Charlie is a wonderfully flawed hero, a competent and skilled man who nevertheless makes realistic mistakes—including one or two with a young woman who may or may not be up to her eyeballs in, well, something. But what caught my attention from the first few paragraphs is that he’s also a writer. Although the man makes more money from stealing than from royalties, he considers himself as much of a writer as a thief, and works hard to write the best books he can—he even willingly, if reluctantly, goes through the hell of revisions and edits.
And I adore his agent, Victoria, to whom Charlie has entrusted the truth about his nefarious present and who treats his problems with the same patience and logic with which she tackles the narrative hiccups in his novels.

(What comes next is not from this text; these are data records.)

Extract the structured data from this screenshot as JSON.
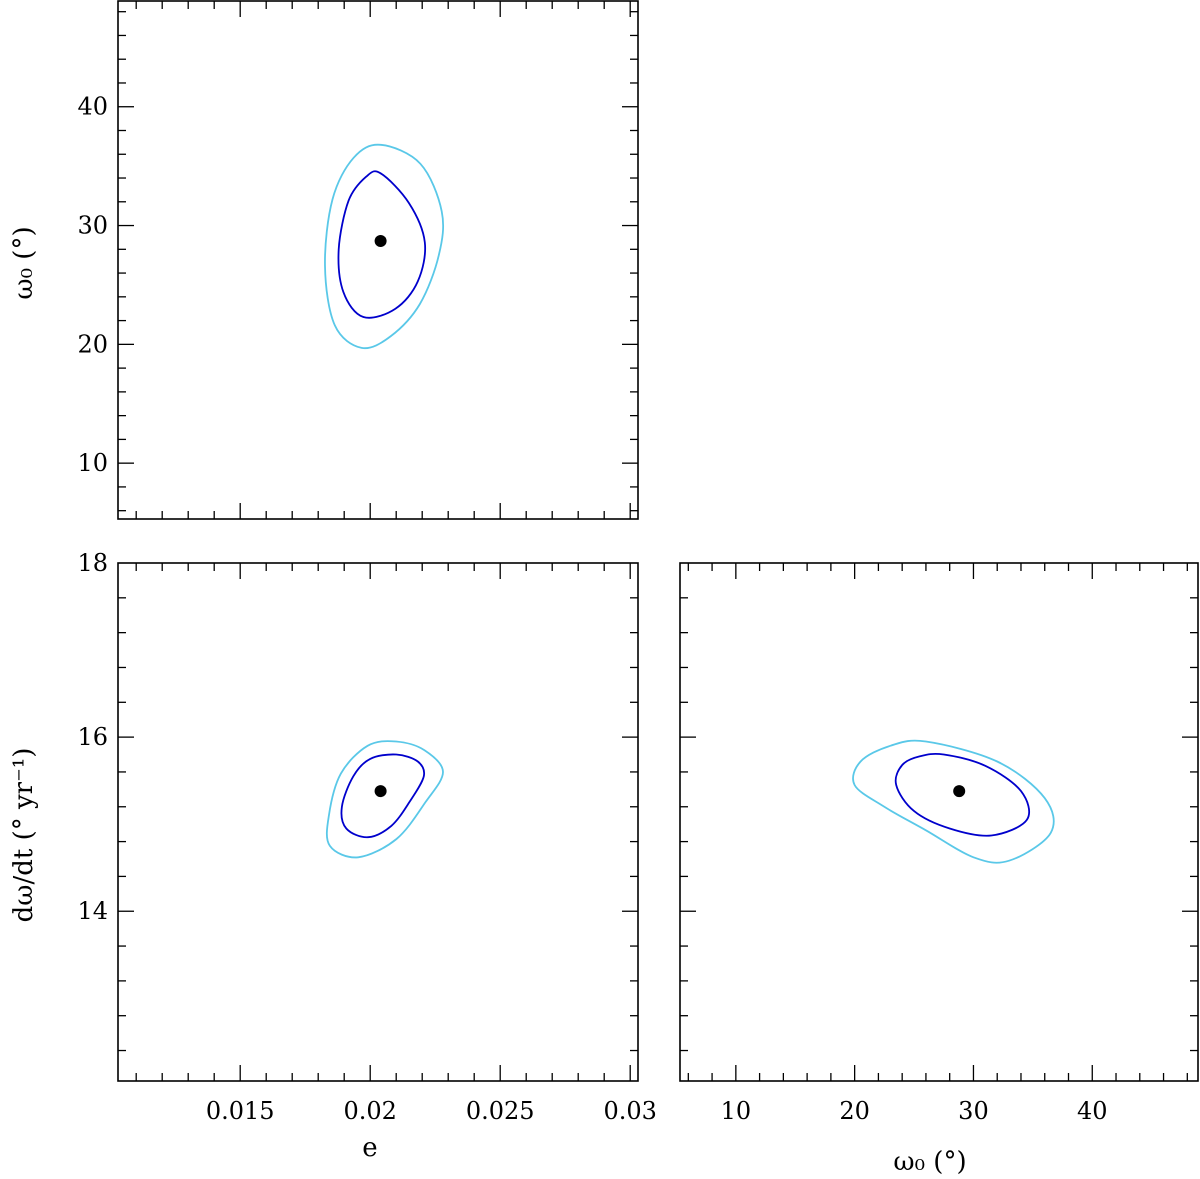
{
  "chart_data": [
    {
      "type": "scatter",
      "panel": "e_vs_omega0",
      "xlim": [
        0.0103,
        0.0303
      ],
      "ylim": [
        5.3,
        48.9
      ],
      "x_major_ticks": [
        0.015,
        0.02,
        0.025,
        0.03
      ],
      "y_major_ticks": [
        10,
        20,
        30,
        40
      ],
      "x_tick_labels": [],
      "y_tick_labels": [
        "10",
        "20",
        "30",
        "40"
      ],
      "xlabel": "",
      "ylabel": "ω₀ (°)",
      "best_fit": {
        "x": 0.0204,
        "y": 28.7
      },
      "contours": [
        {
          "level": "inner",
          "color": "#0000cc",
          "points": [
            [
              0.0204,
              34.4
            ],
            [
              0.02149,
              31.9
            ],
            [
              0.0221,
              28.6
            ],
            [
              0.02183,
              25.3
            ],
            [
              0.02097,
              23.0
            ],
            [
              0.01974,
              22.3
            ],
            [
              0.01897,
              24.4
            ],
            [
              0.01879,
              28.0
            ],
            [
              0.01917,
              32.1
            ],
            [
              0.01984,
              34.1
            ]
          ]
        },
        {
          "level": "outer",
          "color": "#5ac8e8",
          "points": [
            [
              0.0204,
              36.8
            ],
            [
              0.02193,
              35.2
            ],
            [
              0.02275,
              31.2
            ],
            [
              0.02264,
              27.5
            ],
            [
              0.02191,
              23.4
            ],
            [
              0.0208,
              20.7
            ],
            [
              0.01967,
              19.7
            ],
            [
              0.01864,
              21.6
            ],
            [
              0.01826,
              26.6
            ],
            [
              0.01855,
              32.2
            ],
            [
              0.01936,
              35.7
            ]
          ]
        }
      ]
    },
    {
      "type": "scatter",
      "panel": "e_vs_domega_dt",
      "xlim": [
        0.0103,
        0.0303
      ],
      "ylim": [
        12.05,
        18.0
      ],
      "x_major_ticks": [
        0.015,
        0.02,
        0.025,
        0.03
      ],
      "y_major_ticks": [
        14,
        16,
        18
      ],
      "x_tick_labels": [
        "0.015",
        "0.02",
        "0.025",
        "0.03"
      ],
      "y_tick_labels": [
        "14",
        "16",
        "18"
      ],
      "xlabel": "e",
      "ylabel": "dω/dt (° yr⁻¹)",
      "best_fit": {
        "x": 0.0204,
        "y": 15.38
      },
      "contours": [
        {
          "level": "inner",
          "color": "#0000cc",
          "points": [
            [
              0.021,
              15.8
            ],
            [
              0.02183,
              15.72
            ],
            [
              0.02206,
              15.55
            ],
            [
              0.0215,
              15.25
            ],
            [
              0.02081,
              14.98
            ],
            [
              0.01992,
              14.85
            ],
            [
              0.01908,
              14.95
            ],
            [
              0.01891,
              15.2
            ],
            [
              0.01935,
              15.55
            ],
            [
              0.02,
              15.75
            ]
          ]
        },
        {
          "level": "outer",
          "color": "#5ac8e8",
          "points": [
            [
              0.021,
              15.95
            ],
            [
              0.02209,
              15.85
            ],
            [
              0.0228,
              15.6
            ],
            [
              0.02212,
              15.25
            ],
            [
              0.02101,
              14.83
            ],
            [
              0.01954,
              14.62
            ],
            [
              0.01845,
              14.75
            ],
            [
              0.01841,
              15.1
            ],
            [
              0.01887,
              15.58
            ],
            [
              0.0199,
              15.9
            ]
          ]
        }
      ]
    },
    {
      "type": "scatter",
      "panel": "omega0_vs_domega_dt",
      "xlim": [
        5.3,
        48.9
      ],
      "ylim": [
        12.05,
        18.0
      ],
      "x_major_ticks": [
        10,
        20,
        30,
        40
      ],
      "y_major_ticks": [
        14,
        16,
        18
      ],
      "x_tick_labels": [
        "10",
        "20",
        "30",
        "40"
      ],
      "y_tick_labels": [],
      "xlabel": "ω₀ (°)",
      "ylabel": "",
      "best_fit": {
        "x": 28.8,
        "y": 15.38
      },
      "contours": [
        {
          "level": "inner",
          "color": "#0000cc",
          "points": [
            [
              27.5,
              15.8
            ],
            [
              31.0,
              15.67
            ],
            [
              34.0,
              15.38
            ],
            [
              34.5,
              15.05
            ],
            [
              31.5,
              14.87
            ],
            [
              28.0,
              14.95
            ],
            [
              25.0,
              15.15
            ],
            [
              23.5,
              15.45
            ],
            [
              24.0,
              15.68
            ],
            [
              25.5,
              15.78
            ]
          ]
        },
        {
          "level": "outer",
          "color": "#5ac8e8",
          "points": [
            [
              26.0,
              15.95
            ],
            [
              32.0,
              15.72
            ],
            [
              36.0,
              15.3
            ],
            [
              36.5,
              14.9
            ],
            [
              33.0,
              14.58
            ],
            [
              30.0,
              14.62
            ],
            [
              26.0,
              14.93
            ],
            [
              22.5,
              15.2
            ],
            [
              20.0,
              15.45
            ],
            [
              20.5,
              15.72
            ],
            [
              23.0,
              15.9
            ]
          ]
        }
      ]
    }
  ]
}
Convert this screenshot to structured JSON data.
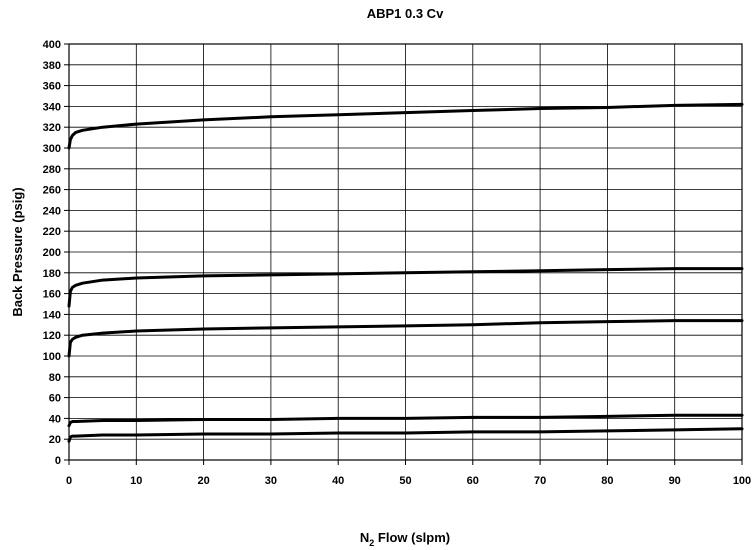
{
  "chart_data": {
    "type": "line",
    "title": "ABP1 0.3 Cv",
    "xlabel_main": "N",
    "xlabel_sub": "2",
    "xlabel_rest": " Flow (slpm)",
    "ylabel": "Back Pressure (psig)",
    "xlim": [
      0,
      100
    ],
    "ylim": [
      0,
      400
    ],
    "x_ticks": [
      "0",
      "10",
      "20",
      "30",
      "40",
      "50",
      "60",
      "70",
      "80",
      "90",
      "100"
    ],
    "y_ticks": [
      "0",
      "20",
      "40",
      "60",
      "80",
      "100",
      "120",
      "140",
      "160",
      "180",
      "200",
      "220",
      "240",
      "260",
      "280",
      "300",
      "320",
      "340",
      "360",
      "380",
      "400"
    ],
    "grid": true,
    "series": [
      {
        "x": [
          0,
          0.2,
          0.5,
          1,
          2,
          5,
          10,
          20,
          30,
          40,
          50,
          60,
          70,
          80,
          90,
          100
        ],
        "y": [
          300,
          308,
          312,
          315,
          317,
          320,
          323,
          327,
          330,
          332,
          334,
          336,
          338,
          339,
          341,
          342
        ]
      },
      {
        "x": [
          0,
          0.2,
          0.5,
          1,
          2,
          5,
          10,
          20,
          30,
          40,
          50,
          60,
          70,
          80,
          90,
          100
        ],
        "y": [
          148,
          162,
          166,
          168,
          170,
          173,
          175,
          177,
          178,
          179,
          180,
          181,
          182,
          183,
          184,
          184
        ]
      },
      {
        "x": [
          0,
          0.2,
          0.5,
          1,
          2,
          5,
          10,
          20,
          30,
          40,
          50,
          60,
          70,
          80,
          90,
          100
        ],
        "y": [
          100,
          113,
          116,
          118,
          120,
          122,
          124,
          126,
          127,
          128,
          129,
          130,
          132,
          133,
          134,
          134
        ]
      },
      {
        "x": [
          0,
          0.2,
          0.5,
          1,
          5,
          10,
          20,
          30,
          40,
          50,
          60,
          70,
          80,
          90,
          100
        ],
        "y": [
          33,
          36,
          37,
          37,
          38,
          38,
          39,
          39,
          40,
          40,
          41,
          41,
          42,
          43,
          43
        ]
      },
      {
        "x": [
          0,
          0.2,
          0.5,
          1,
          5,
          10,
          20,
          30,
          40,
          50,
          60,
          70,
          80,
          90,
          100
        ],
        "y": [
          18,
          22,
          23,
          23,
          24,
          24,
          25,
          25,
          26,
          26,
          27,
          27,
          28,
          29,
          30
        ]
      }
    ],
    "colors": {
      "line": "#000000",
      "grid": "#000000",
      "background": "#ffffff"
    }
  }
}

I hope to see more of her in future books—or hear from her, since she and Charlie haven’t yet met face-to-face—and I’d really, really like to know if she’s based on an actual agent who might be taking on any new clients (cough, ahem).
Something else impressed me: at one point, both Charlie and another character go off to run errands without the reader and without explanation, but in such a way that I knew whatever they were doing would be important later.
This sort of thing is dicey, since it depends on the patience and trust of the reader and more often than not is announced like a lead weight hitting the page (“ATTENTION!! MARK THIS SPOT! AUTHOR IS BEING COY AND CLEVER HERE!”). But Mr. Ewan pulled it off: Charlie’s private errands are mentioned casually, without clang or big neon arrow, I was more than willing to go along for the ride because I trusted both Mr. Ewan and Charlie to bring it all home.
I was not disappointed.
I’m currently about five chapters into The Good Thief’s Guide to Paris^ and I’m enjoying the heck out of it. I’m also loving that there are two more books available, set in Vegas and Venice, respectively, and that Berlin is in the works!
*I believe we’ve previously established that I live under a rock, but in my defense, the series was first released in Great Britain, so I was going to claim amnesty for my ignorance until the first book was released here. In, apparently, 2009. Never mind.
**Chris Ewan himself is not a master thief—or else he’s being remarkably circumspect about it. The one-sentence bio of his second novel and his author page on the Simon & Schuster (UK) website both say he’s a lawyer, though I have no idea whether that’s still true. Regardless, I’m sure he’s heard all the jokes already.
***Yeah, that’s comparatively rare, and no, I’m not going to tell you which one—read the book and we’ll compare notes.
^Charlie is now the author of a faux-ography called, what else, The Good Thief’s Guide to Amsterdam—way to meta, Mr. Ewan!